Durga and Artemis
There are many similarities between Indian and Greek mythologies. The stories related to gods in both mythologies are very interesting. Here we are looking at Artemis, the greek goddess, who is very similar to Durga in Indian mythology.
As per Greek mythology, Artemis was often described as the daughter of Zeus and Leto, and the twin sister of Apollo. She was the goddess of the hunt, wild animals, childbirth, virginity, wilderness and protector of young girls, bringing and relieving disease in women; she often was depicted as a huntress carrying a bow and arrows.
The birth of Goddess Durga (Indian mythology)
In Indian mythology, Durga was created as a warrior goddess to fight demon named Mahishasura. Brahma, the Supreme Creator had given Mahishasura (an ambitious demon who had observed penance) the power not to be defeated by a male or any God. Mahishasura, thus using his powers, unleashed a reign of terror on earth, heaven and the nether worlds. He created cosmic disruption and defeated The Gods of Sun, Fire, Earth, Thunder and all other Nature Gods. All the gods pleaded Brahma to do something about this.

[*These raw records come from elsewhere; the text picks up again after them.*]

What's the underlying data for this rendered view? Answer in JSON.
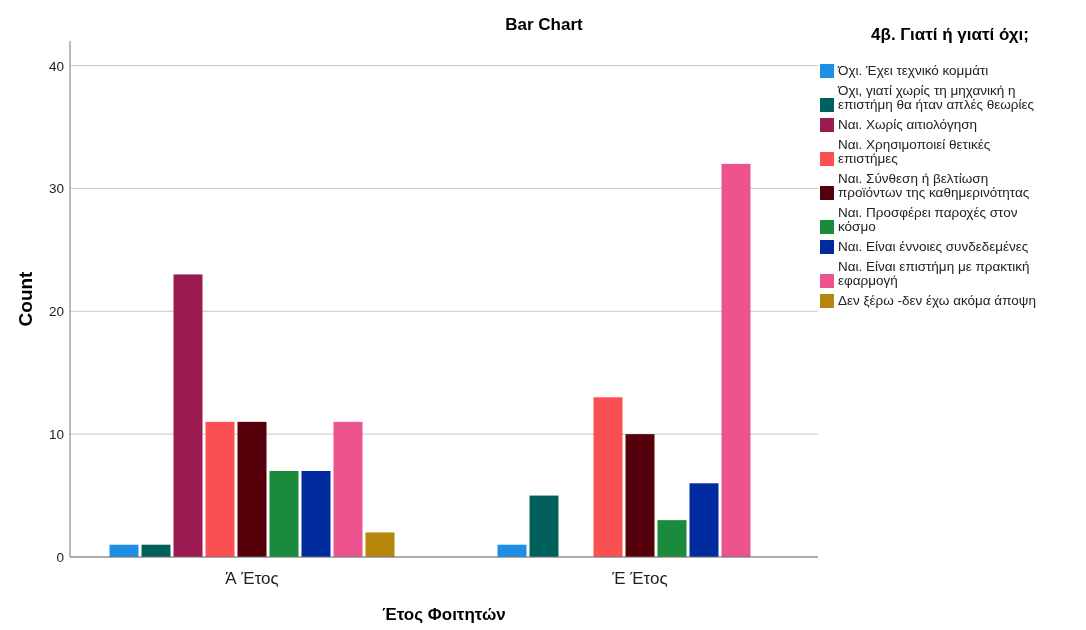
{
  "chart_data": {
    "type": "bar",
    "title": "Bar Chart",
    "xlabel": "Έτος Φοιτητών",
    "ylabel": "Count",
    "legend_title": "4β. Γιατί ή γιατί όχι;",
    "categories": [
      "Ά Έτος",
      "Έ Έτος"
    ],
    "series": [
      {
        "name": "Όχι. Έχει τεχνικό κομμάτι",
        "color": "#1f8fe5",
        "values": [
          1,
          1
        ]
      },
      {
        "name": "Όχι, γιατί χωρίς τη μηχανική η επιστήμη θα ήταν απλές θεωρίες",
        "color": "#00605e",
        "values": [
          1,
          5
        ]
      },
      {
        "name": "Ναι. Χωρίς αιτιολόγηση",
        "color": "#9b1a50",
        "values": [
          23,
          null
        ]
      },
      {
        "name": "Ναι. Χρησιμοποιεί θετικές επιστήμες",
        "color": "#fb4f52",
        "values": [
          11,
          13
        ]
      },
      {
        "name": "Ναι. Σύνθεση ή βελτίωση προϊόντων της καθημερινότητας",
        "color": "#55000a",
        "values": [
          11,
          10
        ]
      },
      {
        "name": "Ναι. Προσφέρει παροχές στον κόσμο",
        "color": "#1a8a3c",
        "values": [
          7,
          3
        ]
      },
      {
        "name": "Ναι. Είναι έννοιες συνδεδεμένες",
        "color": "#002b9e",
        "values": [
          7,
          6
        ]
      },
      {
        "name": "Ναι. Είναι επιστήμη με πρακτική εφαρμογή",
        "color": "#ed548e",
        "values": [
          11,
          32
        ]
      },
      {
        "name": "Δεν ξέρω -δεν έχω ακόμα άποψη",
        "color": "#b5860a",
        "values": [
          2,
          null
        ]
      }
    ],
    "ylim": [
      0,
      42
    ],
    "yticks": [
      0,
      10,
      20,
      30,
      40
    ],
    "grid": "y",
    "legend": "right"
  }
}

Shiva, made a request to all Gods to combine their divine energies together.Thus, to save the 3 worlds, Vishnu, Shiva, Brahma and all of the Gods (Indra, Varuna, Surya, Agni, Yama, Vishwakarma etc.) emitted beams of fierce Divine Energy from their Bodies. The blinding sea of light spread in all directions of the universe like a supernova and reached the Ashram of the priest Katyayan, where all the Energies combined together to create the omnipotent Goddess Durga. The Goddess Durga took the name Katyayani from the priest, in whose ashram she appeared thus.
Birth of Artemis (Greek mythology)
Coming back to Artemis and her twin brother Apollo.
She was the daughter of Zeus and Leto and that she was the twin sister of Apollo. Artemis, the goddess of forests and hills, was worshipped throughout ancient Greece.Her best known cults were on the island of Delos (her birthplace); in Attica at Brauron and Mounikhia (near Piraeus); in Sparta. She was often depicted in paintings and statues in a forest setting, carrying a bow and arrows, like Durga, and accompanied by a deer.
Artemis never had any love affairs, but one. That was with the mortal Orion. Artemis was in love with Orion. However, upset that his sister’s time and attentions had been diverted away from him, the God Apollo, her twin, became very jealous. So when Orion was swimming far into the ocean Apollo made a wager with Artemis that she couldn’t hit the floating object on the horizon.
Artemis being the prideful archer she was took the wager gladly and proudly drew her bow and shot the object on the horizon winning the wager. However once she won she realized that the “floating object” was actually her only lover Orion. In her great grief the Goddess Artemis turned Orion into various stars and shot him into the night sky, making him a constellation in the night sky forevermore.